About five years ago, a parenting magazine for which I do a lot of freelance writing asked for my review on a safety product that had been mailed in to their offices by a PR agency. It was a wrist band that small children could wear around swimming pools, ponds and lakes. Immersion in water would set off a wireless alarm, letting adults know that their immediate attention was required.
I said no.
Not because I’m a callous person, or immune to the dangers of drowning for babies, toddlers and non-swimmers of all ages. Two children under 6 years old died over this past holiday weekend in Montreal, and another remains in critical condition, as a result of inconsistent supervision around water just this past weekend alone. A total of 34 Quebec children have drowned so far in 2012. That’s a crazy number of avoidable deaths.
Water is dangerous. Parents and supervising adults need constant vigilance. While any tool that seems to offer additional supervision would seem to be a great idea, I’m not convinced. These kinds of products can also lead the adults who should be watching to get lazy, to stop paying constant, close attention. To forgetting to latch the gate. Or turning away for one moment to answer the phone.
Things don’t have judgement like people do. Kids pull bracelets off when adults aren’t looking. Batteries fail. Connections aren’t made.
It’s too easy to let something else do the watching when it should really be us.
I think about this every time someone asks me about Internet surveillance software for their kids and teens. Like the pool monitor, our initial instinct is to say “Yes, great! Let’s watch them in every way possible to keep them safe!”
But it doesn’t usually work out that way in actual practice. If you are using SocialShield or UKnowKids or McGruff to remotely monitor your kids’ activities online, then the temptation is to relax and stop asking them so many questions. Maybe you don’t need to connect their Facebook page to your email account so you can get notifications. Maybe you don’t need to regularly sit down with them and review their news feed, or the text messages on their phones. After all, you now have a fancy dashboard that shows you who they are talking to, what sites they are visiting and what photos they are posting online.

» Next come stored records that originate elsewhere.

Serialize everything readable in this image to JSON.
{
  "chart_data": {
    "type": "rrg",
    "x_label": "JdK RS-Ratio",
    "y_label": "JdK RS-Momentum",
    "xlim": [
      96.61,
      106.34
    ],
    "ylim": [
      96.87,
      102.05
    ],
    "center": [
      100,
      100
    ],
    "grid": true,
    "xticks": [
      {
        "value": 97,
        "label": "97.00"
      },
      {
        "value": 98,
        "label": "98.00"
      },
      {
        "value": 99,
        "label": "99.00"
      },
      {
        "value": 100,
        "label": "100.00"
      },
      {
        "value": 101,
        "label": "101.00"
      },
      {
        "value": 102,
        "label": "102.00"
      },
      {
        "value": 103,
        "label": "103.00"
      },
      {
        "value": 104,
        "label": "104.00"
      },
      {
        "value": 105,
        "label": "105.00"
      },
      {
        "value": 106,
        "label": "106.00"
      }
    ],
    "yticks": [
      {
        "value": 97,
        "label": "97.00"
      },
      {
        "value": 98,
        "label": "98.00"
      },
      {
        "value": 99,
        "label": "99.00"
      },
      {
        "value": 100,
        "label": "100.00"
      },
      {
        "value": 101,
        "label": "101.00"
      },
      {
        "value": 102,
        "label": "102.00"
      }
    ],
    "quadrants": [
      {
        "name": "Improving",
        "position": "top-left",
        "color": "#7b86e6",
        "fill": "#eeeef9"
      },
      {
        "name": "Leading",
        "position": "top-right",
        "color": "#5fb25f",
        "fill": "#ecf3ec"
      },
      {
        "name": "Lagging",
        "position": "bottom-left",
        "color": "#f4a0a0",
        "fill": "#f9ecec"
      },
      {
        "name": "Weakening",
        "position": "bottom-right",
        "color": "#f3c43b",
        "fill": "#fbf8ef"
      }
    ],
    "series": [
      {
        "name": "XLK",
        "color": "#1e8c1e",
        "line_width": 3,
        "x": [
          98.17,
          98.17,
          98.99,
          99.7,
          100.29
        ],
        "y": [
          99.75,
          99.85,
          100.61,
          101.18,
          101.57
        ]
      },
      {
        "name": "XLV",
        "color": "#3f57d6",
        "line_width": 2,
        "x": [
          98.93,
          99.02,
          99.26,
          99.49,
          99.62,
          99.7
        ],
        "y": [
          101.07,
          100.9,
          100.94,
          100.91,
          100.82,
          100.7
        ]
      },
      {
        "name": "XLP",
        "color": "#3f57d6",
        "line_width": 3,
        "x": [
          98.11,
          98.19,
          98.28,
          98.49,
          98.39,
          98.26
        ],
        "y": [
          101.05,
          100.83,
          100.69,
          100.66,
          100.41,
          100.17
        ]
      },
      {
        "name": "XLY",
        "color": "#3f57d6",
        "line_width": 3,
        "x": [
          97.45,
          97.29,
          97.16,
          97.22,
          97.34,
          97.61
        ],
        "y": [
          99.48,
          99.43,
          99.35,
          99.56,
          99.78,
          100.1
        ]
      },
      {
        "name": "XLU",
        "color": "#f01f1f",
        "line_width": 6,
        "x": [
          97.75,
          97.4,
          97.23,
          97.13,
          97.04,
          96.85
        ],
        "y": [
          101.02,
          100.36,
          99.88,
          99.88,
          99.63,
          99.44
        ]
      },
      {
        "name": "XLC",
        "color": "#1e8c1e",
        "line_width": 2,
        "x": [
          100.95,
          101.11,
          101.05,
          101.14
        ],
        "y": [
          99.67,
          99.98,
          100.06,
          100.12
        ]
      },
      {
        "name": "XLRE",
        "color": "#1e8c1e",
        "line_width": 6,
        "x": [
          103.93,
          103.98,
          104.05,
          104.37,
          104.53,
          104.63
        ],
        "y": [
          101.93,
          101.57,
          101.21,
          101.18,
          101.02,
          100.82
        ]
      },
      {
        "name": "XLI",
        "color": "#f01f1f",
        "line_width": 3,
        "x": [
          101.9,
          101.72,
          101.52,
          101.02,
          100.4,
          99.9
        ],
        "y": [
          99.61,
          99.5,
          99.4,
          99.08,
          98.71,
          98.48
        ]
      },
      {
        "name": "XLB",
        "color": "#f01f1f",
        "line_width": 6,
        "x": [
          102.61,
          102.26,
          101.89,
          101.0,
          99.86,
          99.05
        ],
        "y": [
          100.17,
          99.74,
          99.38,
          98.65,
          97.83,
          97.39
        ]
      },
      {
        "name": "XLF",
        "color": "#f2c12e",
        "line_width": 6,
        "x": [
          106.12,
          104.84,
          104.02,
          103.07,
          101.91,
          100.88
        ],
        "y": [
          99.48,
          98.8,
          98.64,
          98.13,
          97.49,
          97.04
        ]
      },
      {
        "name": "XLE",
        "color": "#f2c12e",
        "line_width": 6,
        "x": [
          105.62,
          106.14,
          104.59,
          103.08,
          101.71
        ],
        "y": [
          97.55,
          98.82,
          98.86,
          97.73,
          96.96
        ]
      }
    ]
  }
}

You’re still missing out on something. As with the pool safety monitor, you are missing out on the direct connection to your kid. You are missing out on the shared processing of all this information and communication. The chance to ask them about something they posted in casual conversation, or to remark on the cool gif they made or funny video they posted. And because this direct monitoring puts you in each others’ faces from time to time (with all the eye-rolling, groaning and moaning this may elicit from your kid), they actively self-censor what they do on the Internet.
This is exactly what you want, right? You want them to pause before they click “send” or “post” and think “Will this freak my mother/ father out?” Because if it won’t freak you out, it probably won’t be mistaken for bullying, or sexting or potentially embarrassing material that may prevent them from being elected to office in 25 years. The hope is that eventually they will learn to internalize this filter. Which is when you can pull back and give them a little more incremental freedom.
A recent survey by Cox Communications found 34% of tweens said they lied to parents about what they have been doing online; only 18% of parents knew about this. Why would we want to put even more distance between us by watching them from afar? That’s a rhetorical question actually. I know the answer — because our kids hate it. A 2011 Pew Internet study found that monitoring increased the number of arguments between parents and kids. But while it’s tempting to hide behind monitoring software to avoid the conflict that results from asking your 13-year-old daughter to log into her Facebook account with you, it doesn’t accomplish much.
With all those fancy surveillance tools, it’s just too easy for kids to forget mom and dad are watching, because it doesn’t come up in conversation all the time. It isn’t in their face. They are lulled into forgetting. And since the object isn’t to catch them doing something wrong (or drowning, heaven forbid, to extend the pool metaphor) but to keep them safe, that’s not much good.
So don’t send me an email telling me that the pool safety wristguard saved your nephew’s life or some Internet software stopped a bullying scandal, because I’m happy for you. Really. I’m glad harm has been avoided.
I don’t think these services or objects are inherently evil. But I do think they are the easy way out. They are a job half-done. They make it too easy to keep a constant, honest, eyes-peeled, mind sharp watch on our kids, at least until they are old enough to watch out for themselves, whether they are at the pool or up in their room with an iPad.